Release notes

Version 0.3

5x performance increase

We acheived a roughly 5x performance increase (for the C++ interface) at the cost of a small (under 4%) increase in memory consumption. BlockSci can now iterate over every transaction input and output on the Bitcoin blockchain in about 1 second on a single 4-core EC2 instance. Most of the improvements came from improving memory alignment in data files.

In our paper we presented performance results for iterating over transactions using the C++ library (up to block 478,449 of the Bitcoin blockchain). In the table below we compare the timings reported in the paper (Old) to the corresponding timings for version 0.3 (New).

Iterating over Single Threaded Multithreaded
Old New Old New
Transaction headers 13.1 sec 3.0 sec 3.2 sec 0.6 sec
Transaction outputs 27.9 sec 3.4 sec 6.6 sec 0.9 sec
Transaction inputs & outputs 46.4 sec 4.2 sec 10.3 sec 1.1 sec
Headers in random order 303.0 sec 99.9 sec Unsupported Unsupported

In future versions we plan to bring the Python performance for most common types of queries closer to the C++ performance figures in the table.

New data format

As noted above, we updated the data format. This requires rerunning the parser from scratch if you are running a local copy of BlockSci. If you are using the EC2 AMI image you can simply launch a new server with the BlockSci 0.3 image.

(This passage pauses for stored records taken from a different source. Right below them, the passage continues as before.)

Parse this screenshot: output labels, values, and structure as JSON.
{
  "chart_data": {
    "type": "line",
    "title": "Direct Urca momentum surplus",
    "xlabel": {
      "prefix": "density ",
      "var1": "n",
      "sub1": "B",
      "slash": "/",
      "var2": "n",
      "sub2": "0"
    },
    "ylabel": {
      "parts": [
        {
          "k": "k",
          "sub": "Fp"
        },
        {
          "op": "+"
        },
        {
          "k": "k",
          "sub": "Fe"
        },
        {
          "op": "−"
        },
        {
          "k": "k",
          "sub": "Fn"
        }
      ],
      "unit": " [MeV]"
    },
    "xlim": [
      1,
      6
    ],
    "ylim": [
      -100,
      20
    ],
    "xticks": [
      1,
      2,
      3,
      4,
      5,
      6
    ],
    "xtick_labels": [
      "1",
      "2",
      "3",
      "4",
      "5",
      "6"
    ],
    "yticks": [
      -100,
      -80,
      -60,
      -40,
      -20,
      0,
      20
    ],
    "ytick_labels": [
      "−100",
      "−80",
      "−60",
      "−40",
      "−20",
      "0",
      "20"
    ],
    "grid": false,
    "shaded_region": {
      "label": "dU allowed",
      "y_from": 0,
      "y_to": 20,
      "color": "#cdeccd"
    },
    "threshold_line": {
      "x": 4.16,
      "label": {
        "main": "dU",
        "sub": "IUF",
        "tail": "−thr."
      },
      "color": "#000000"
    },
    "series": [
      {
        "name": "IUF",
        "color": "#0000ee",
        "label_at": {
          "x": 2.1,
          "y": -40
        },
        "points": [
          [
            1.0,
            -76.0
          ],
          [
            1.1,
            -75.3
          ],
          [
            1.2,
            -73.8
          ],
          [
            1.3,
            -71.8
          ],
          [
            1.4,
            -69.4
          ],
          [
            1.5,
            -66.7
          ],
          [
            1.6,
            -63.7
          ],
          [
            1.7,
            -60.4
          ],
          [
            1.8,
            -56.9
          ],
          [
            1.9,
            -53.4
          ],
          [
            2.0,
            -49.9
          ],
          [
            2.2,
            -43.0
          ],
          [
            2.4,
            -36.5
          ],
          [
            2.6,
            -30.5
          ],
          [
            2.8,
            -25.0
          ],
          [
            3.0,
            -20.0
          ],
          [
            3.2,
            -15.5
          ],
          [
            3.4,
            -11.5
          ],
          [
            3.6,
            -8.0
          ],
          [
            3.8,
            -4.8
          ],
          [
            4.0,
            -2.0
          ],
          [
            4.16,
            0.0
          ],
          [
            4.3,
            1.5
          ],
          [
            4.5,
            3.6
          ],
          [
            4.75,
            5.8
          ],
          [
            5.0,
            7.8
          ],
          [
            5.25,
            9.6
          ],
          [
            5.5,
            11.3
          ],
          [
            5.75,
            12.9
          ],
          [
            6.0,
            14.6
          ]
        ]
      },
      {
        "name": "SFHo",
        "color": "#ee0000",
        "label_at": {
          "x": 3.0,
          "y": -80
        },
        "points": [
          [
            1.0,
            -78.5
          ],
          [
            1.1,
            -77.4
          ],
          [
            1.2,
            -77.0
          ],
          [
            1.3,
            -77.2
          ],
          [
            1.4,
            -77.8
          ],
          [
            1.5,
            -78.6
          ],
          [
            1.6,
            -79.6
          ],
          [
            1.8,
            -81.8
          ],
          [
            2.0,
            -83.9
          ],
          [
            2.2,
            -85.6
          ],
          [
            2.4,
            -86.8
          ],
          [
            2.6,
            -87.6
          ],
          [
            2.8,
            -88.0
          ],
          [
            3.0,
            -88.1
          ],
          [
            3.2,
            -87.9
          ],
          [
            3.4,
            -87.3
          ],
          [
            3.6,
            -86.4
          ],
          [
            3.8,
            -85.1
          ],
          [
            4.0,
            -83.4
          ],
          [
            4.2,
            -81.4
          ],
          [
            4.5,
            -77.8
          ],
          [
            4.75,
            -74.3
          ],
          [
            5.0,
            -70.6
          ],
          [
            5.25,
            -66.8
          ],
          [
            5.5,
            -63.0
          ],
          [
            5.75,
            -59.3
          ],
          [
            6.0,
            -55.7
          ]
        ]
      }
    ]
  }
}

SegWit support & API changes

  • We provide full support to two new address types (Pay to Witness Script Hash and Pay to Witness Pubkey Hash)

  • New distinction between address type and script type

    Version 0.3 introduces a distinction between two outputs which are sent the same way and two outputs that can be spent using the same information. This difference comes up in multiple circumstances including when a the same public key is used is a pay to public key hash output and inside a multisignature output.

    Inside the BlockSci interface these two related concepts map to the Address and Script types respectively. Both objects possess very similar APIs, but operate somewhat differently. As an example, given a specific P2PKH address, address, the then address.outs() will return all outputs sent to that specific address. If the pubkey used in that address was also used in another type of output, this would not be shown. However calling address.script.outs() will return all outputs where that pubkey was used in any form.

    Additionally Script objects contain a large amount of information about the script used. For instance Multisig scripts provide access to all the pubkeys involved and P2SH scripts provide access to the wrapped address if it is known.

  • Moved heuristic-based behavior to a separate module (blocksci.heuristics) to make it easier to distinguish it from core functionality.

    The heuristics library contains two main types of heuristics: change address identification and transaction labeling. In the previous version these functionalities were included in the main functionality of the library making it difficult to distinguish between functions which are guaranteed to be correct and functions which only produce guesses.

    New versions of the API are accessable by using

    blocksci.heuristics.change_by_client_change_address_behavior(tx)
    blocksci.heuristics.is_coinjoin(tx)
    

Additional index lookup

We have added an index to allow the lookup of transactions by hash and addresses by address string.

Transactions can be looked up via blocksci.Tx(hash_string) and addresses can be looked up via blockcsi.Address.from_string(address_string).

Bug fixes

  • Many causes of crashes and instability have now been resolved.
  • Segwit support has been introduced. (Issue #1)
  • The address index lookups now will return correct results. (Issue #6)
  • The parser no longer reads beyond memory boundaries causing occasional crashes. (Issue #9)
  • The initial header parse phase is now multithreaded leading to a substantial performance increase. (Issue #12)
  • Fixed bitcoin-api-cpp headers so it now works on both mac and linux. (Issue #15)
  • The parser now provides feedback as it goes. (Issue #26)
  • The python module no longer crashes on exit. (Issue #25)

Limitations

Incremental updating of the blockchain is currently not supported due to some continuing bugs in blockchain reorg handling. Rerunning the parser in the uncommon situation that a previously parsed block has been orphaned may cause data corruption.

Version 0.2

This version was the initial release of BlockSci. Documentation for version 0.2 is still available.